Bandarlampung (ANTARA) - Kapolda Lampung Irjen Pol Helmy Santika atas nama Kepolisian Daerah (Polda) Lampung untuk kedua kalinya menerima penghargaan Pin Emas dari Kementerian Agraria dan Tata Ruang/Badan Pertanahan Nasional (ATR/BPN).
"Penghargaan bergengsi ini merupakan pengakuan atas keberhasilan Polda Lampung dalam membongkar dan menumpas jaringan mafia tanah yang selama ini merugikan masyarakat," kata Kapolda Lampung Irjen Pol Helmy Santika, dalam keterangannya di Bandarlampung, Kamis.
Menurutnya, kejahatan pertanahan yang terungkap melibatkan berbagai modus, seperti penggunaan surat-surat palsu untuk menguasai lahan milik korban.

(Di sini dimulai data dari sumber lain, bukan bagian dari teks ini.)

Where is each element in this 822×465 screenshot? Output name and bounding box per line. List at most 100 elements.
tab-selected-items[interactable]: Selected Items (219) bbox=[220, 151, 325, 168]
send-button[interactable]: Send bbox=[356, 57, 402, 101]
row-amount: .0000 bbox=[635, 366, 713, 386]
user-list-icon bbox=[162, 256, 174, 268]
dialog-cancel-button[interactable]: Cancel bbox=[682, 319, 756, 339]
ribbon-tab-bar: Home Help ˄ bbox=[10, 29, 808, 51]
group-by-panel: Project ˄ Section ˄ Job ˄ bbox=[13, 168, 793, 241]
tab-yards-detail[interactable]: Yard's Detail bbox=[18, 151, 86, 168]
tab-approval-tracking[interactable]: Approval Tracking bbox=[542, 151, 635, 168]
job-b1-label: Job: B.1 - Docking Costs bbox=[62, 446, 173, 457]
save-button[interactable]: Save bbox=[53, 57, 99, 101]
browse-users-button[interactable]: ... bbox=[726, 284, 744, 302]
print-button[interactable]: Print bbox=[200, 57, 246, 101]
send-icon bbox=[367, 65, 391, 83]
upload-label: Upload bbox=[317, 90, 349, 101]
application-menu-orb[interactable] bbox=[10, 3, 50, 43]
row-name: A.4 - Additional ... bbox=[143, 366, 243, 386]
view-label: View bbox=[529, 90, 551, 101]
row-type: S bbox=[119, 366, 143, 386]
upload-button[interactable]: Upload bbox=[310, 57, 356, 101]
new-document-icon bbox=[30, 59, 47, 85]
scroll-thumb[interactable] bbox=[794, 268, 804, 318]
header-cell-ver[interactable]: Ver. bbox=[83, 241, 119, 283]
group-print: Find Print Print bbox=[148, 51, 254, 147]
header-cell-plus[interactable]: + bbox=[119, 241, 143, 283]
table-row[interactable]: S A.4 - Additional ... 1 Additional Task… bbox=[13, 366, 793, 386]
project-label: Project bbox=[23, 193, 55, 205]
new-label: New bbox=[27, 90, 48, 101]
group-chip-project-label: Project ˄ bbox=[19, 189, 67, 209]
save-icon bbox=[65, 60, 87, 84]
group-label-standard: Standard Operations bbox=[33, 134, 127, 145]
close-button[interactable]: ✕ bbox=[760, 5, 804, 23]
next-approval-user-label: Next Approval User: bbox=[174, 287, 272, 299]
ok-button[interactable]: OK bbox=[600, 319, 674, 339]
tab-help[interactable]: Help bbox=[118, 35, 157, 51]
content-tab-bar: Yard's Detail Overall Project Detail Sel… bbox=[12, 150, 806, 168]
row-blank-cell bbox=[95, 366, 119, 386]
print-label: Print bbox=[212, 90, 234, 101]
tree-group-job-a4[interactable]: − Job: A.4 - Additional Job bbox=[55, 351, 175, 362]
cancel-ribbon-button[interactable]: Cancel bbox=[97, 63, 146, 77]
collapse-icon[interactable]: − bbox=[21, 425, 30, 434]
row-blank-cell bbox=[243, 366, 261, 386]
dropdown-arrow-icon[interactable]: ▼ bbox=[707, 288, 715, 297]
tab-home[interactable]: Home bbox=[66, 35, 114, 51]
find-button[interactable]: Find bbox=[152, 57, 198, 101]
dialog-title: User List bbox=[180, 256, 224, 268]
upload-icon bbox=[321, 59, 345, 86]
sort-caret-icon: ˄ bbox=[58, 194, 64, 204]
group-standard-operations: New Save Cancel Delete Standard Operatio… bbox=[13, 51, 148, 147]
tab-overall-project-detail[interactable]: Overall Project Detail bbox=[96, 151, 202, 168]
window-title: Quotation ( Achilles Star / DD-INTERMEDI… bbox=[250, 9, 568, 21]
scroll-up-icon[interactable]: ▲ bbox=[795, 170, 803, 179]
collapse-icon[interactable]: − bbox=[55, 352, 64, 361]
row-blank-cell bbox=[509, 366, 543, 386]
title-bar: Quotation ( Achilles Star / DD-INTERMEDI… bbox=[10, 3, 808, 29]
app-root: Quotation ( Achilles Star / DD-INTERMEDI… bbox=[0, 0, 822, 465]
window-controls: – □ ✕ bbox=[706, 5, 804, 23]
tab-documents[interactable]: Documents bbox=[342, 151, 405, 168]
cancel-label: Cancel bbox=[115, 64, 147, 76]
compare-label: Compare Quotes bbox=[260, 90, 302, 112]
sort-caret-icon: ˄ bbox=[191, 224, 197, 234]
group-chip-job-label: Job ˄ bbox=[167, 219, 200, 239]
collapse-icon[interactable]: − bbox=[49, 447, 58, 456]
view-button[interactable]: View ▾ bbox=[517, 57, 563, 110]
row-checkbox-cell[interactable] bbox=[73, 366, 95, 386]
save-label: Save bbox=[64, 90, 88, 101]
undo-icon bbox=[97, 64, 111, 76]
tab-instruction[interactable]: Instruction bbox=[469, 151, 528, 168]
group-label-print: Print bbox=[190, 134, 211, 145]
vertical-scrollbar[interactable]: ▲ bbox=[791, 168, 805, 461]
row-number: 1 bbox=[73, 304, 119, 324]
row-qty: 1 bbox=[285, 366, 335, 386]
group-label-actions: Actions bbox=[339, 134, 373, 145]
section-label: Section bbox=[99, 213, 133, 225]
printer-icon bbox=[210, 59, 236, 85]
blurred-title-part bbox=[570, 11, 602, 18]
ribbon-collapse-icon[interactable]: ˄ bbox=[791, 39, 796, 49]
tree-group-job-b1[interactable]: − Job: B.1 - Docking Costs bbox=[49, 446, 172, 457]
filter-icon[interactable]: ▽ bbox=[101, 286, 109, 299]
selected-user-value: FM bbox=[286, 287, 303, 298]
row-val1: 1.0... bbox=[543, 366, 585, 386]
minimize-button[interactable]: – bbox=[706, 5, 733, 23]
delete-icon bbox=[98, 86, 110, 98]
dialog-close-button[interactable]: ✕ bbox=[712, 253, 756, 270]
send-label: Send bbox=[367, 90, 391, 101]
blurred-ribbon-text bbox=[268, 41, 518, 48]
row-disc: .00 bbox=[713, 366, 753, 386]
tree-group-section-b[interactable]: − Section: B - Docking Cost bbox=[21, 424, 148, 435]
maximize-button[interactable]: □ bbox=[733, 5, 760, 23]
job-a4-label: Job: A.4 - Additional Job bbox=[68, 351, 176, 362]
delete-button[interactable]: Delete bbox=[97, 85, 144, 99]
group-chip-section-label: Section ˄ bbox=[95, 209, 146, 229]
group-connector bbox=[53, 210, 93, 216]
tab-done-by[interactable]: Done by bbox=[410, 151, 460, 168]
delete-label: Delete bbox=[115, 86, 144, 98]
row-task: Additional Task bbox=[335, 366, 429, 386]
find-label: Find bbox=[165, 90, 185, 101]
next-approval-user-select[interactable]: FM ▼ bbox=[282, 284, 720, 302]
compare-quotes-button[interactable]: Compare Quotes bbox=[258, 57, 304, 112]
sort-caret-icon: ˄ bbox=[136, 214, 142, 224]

"Beberapa modus yang berhasil diungkap termasuk penggunaan surat kuasa palsu, surat keterangan adat palsu, hingga pemalsuan dokumen hibah dan sporadik ilegal," ujarnya.
Ia menegaskan pentingnya kerja sama yang solid dengan berbagai pihak dalam memberantas mafia tanah.
“Kami terus berkomitmen untuk melindungi hak masyarakat dan memastikan kejahatan ini tidak dibiarkan merusak kepercayaan publik,” ujar Helmy.
Selama ini, Polda Lampung telah menunjukkan kinerja luar biasa dengan langkah-langkah konkret dalam memberantas kejahatan pertanahan.
Berkat pengungkapan berbagai kasus tersebut, aset masyarakat senilai sekitar Rp161 miliar berhasil diselamatkan.
Penghargaan Pin Emas itu diharapkan menjadi dorongan bagi Polda Lampung dan lembaga penegak hukum lainnya untuk terus bersinergi dalam menumpas kejahatan yang merugikan masyarakat.
Diharapkan, dengan penegakan hukum yang tegas, praktik mafia tanah di Lampung dapat segera dihentikan, memberikan rasa aman dan keadilan bagi seluruh warga.
Dalam acara tersebut, Menteri ATR/BPN Nusron Wahid juga memberikan pernyataan penting.
Ia mengungkapkan bahwa sekitar 60 persen dari persoalan sengketa tanah melibatkan oknum internal Kementerian ATR/BPN.
"Jika ingin memberantas mafia tanah, selain bekerja sama dengan kementerian atau lembaga lain, kami juga harus memperkuat sistem, meningkatkan kapabilitas, serta integritas sumber daya manusia dari internal BPN," ujarnya.
Nusron juga memaparkan bahwa 40 persen masalah sengketa tanah berasal dari eksternal, dengan 30 persen di antaranya melibatkan pemborong-pemborong tanah, dan 10 persen sisanya melibatkan oknum kepala desa, notaris, Pejabat Pembuat Akta Tanah (PPAT) serta pelaku bisnis makelar dan perantara tanah yang sering disebut Bimantara atau Permata (Persatuan Makelar Tanah).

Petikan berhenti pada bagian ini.